Any technology, programme or resource could be deployed within green corridors so long as it helps promote zero-carbon shipping. For instance, green corridors might necessitate the use of low-carbon alternatives to traditional fuels like biodiesel and methanol — or encourage the use of route-optimising systems that use artificial intelligence (AI) to streamline shipping journeys and minimise wasted fuel.
Take the project that Schneider Electric is acting as a partner on as an example. The French multinational is helping to deliver the UK’s first green corridor between Dover, UK, and Calais and Dunkirk in France — a channel that accounts for more than a third of British ferry traffic. The corridor will provide electrical power to berthed vessels, also known as shore power.
Not only do green corridors like this have the potential to decarbonise shipping operations between the two ports where they are installed, but they can also have a hugely positive ripple effect on the entire shipping industry.
The development of green corridors will mobilise demand for renewable fuels and accelerate investment in the solutions that will take the shipping industry closer to net zero. Green corridors will also show countries which solutions are scalable and, if executed successfully, give other nations the confidence to implement them — promoting lower-emission shipping operations across the globe.
However, we are not quite ready for green corridors to start traversing our seas.
Overcoming obstacles to development
There are various considerations that need addressing before we reach the goals of the Clydebank Declaration.
Currently, zero-emission fuels are not a cost-competitive option. So, if the shipping industry is to make the transition away from fossil fuels and green corridors are to emerge, we need substantial incentives and feed-in tariffs that ensure it is financially viable to switch to low-carbon fuels.
The sector also lacks the means to supply ships with adequate amounts of zero-carbon fuels. For example, according to the International Renewable Energy Agency, less than 0.2 megatons of renewable methanol is produced per year. As such, countries need to invest in renewable fuels to limit CO2 emissions and enable the development of green corridors.
Data processing can also be cumbersome and expensive, which limits the development of route-optimising capabilities that are so crucial to the introduction of green corridors. To resolve this issue, countries must invest in low-cost devices like data buoys, which gather and transmit critical information for use in journey planning.

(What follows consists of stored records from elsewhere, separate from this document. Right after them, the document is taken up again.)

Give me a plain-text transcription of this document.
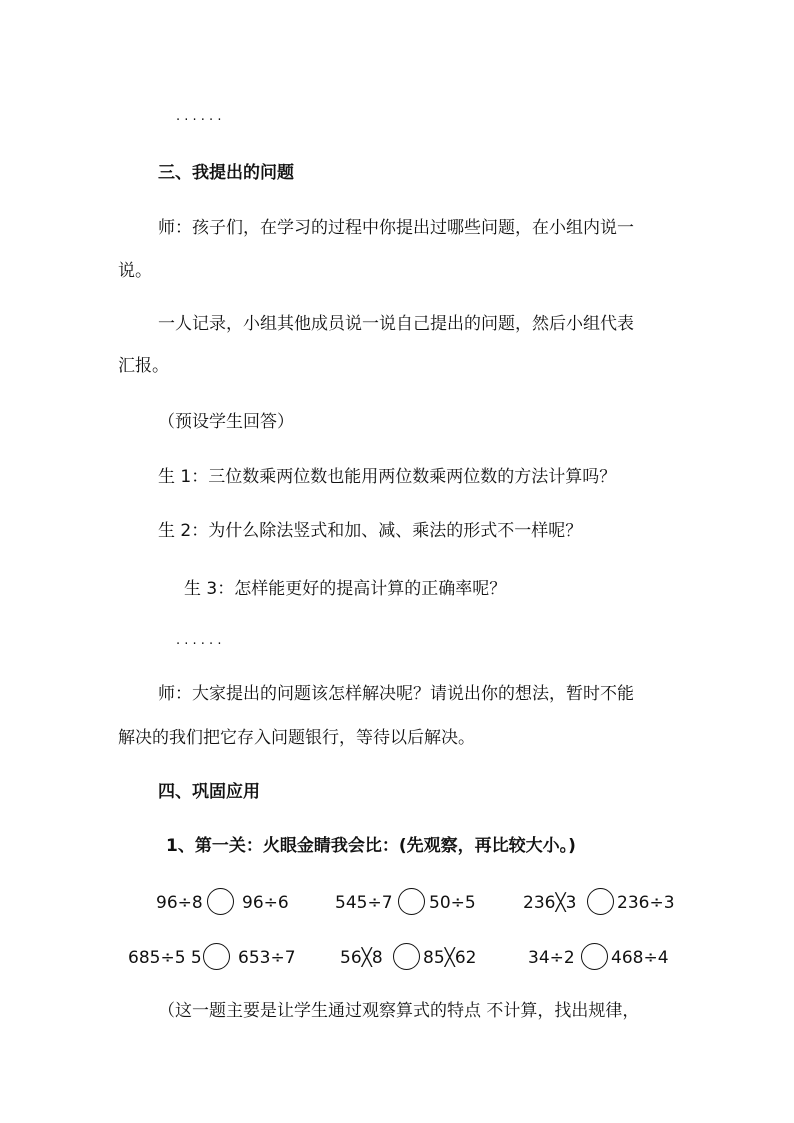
· · · · · ·
三、我提出的问题
师：孩子们，在学习的过程中你提出过哪些问题，在小组内说一
说。
一人记录，小组其他成员说一说自己提出的问题，然后小组代表
汇报。
（预设学生回答）
生 1：三位数乘两位数也能用两位数乘两位数的方法计算吗？
生 2：为什么除法竖式和加、减、乘法的形式不一样呢？
生 3：怎样能更好的提高计算的正确率呢？
· · · · · ·
师：大家提出的问题该怎样解决呢？请说出你的想法，暂时不能
解决的我们把它存入问题银行，等待以后解决。
四、巩固应用
1、第一关：火眼金睛我会比：(先观察，再比较大小。)
96÷8 96÷6	545÷7 50÷5	236╳3 236÷3
685÷5 5 653÷7	56╳8 85╳62	34÷2 468÷4
（这一题主要是让学生通过观察算式的特点 不计算，找出规律，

And, of course, to prevent collisions between passing vehicles between the busy ports where green corridors will be established, the right marine aids to navigation (AtoN) must be deployed. Critical solutions like navigation buoys and lights help mark safe lines of passage to ensure ships do not veer too close to obstructions and help them navigate port entrances and exits safely. Equally, the information collected from data buoys can help ships plan more efficient routes, use less fuel and bring us closer to a world with ample green corridors.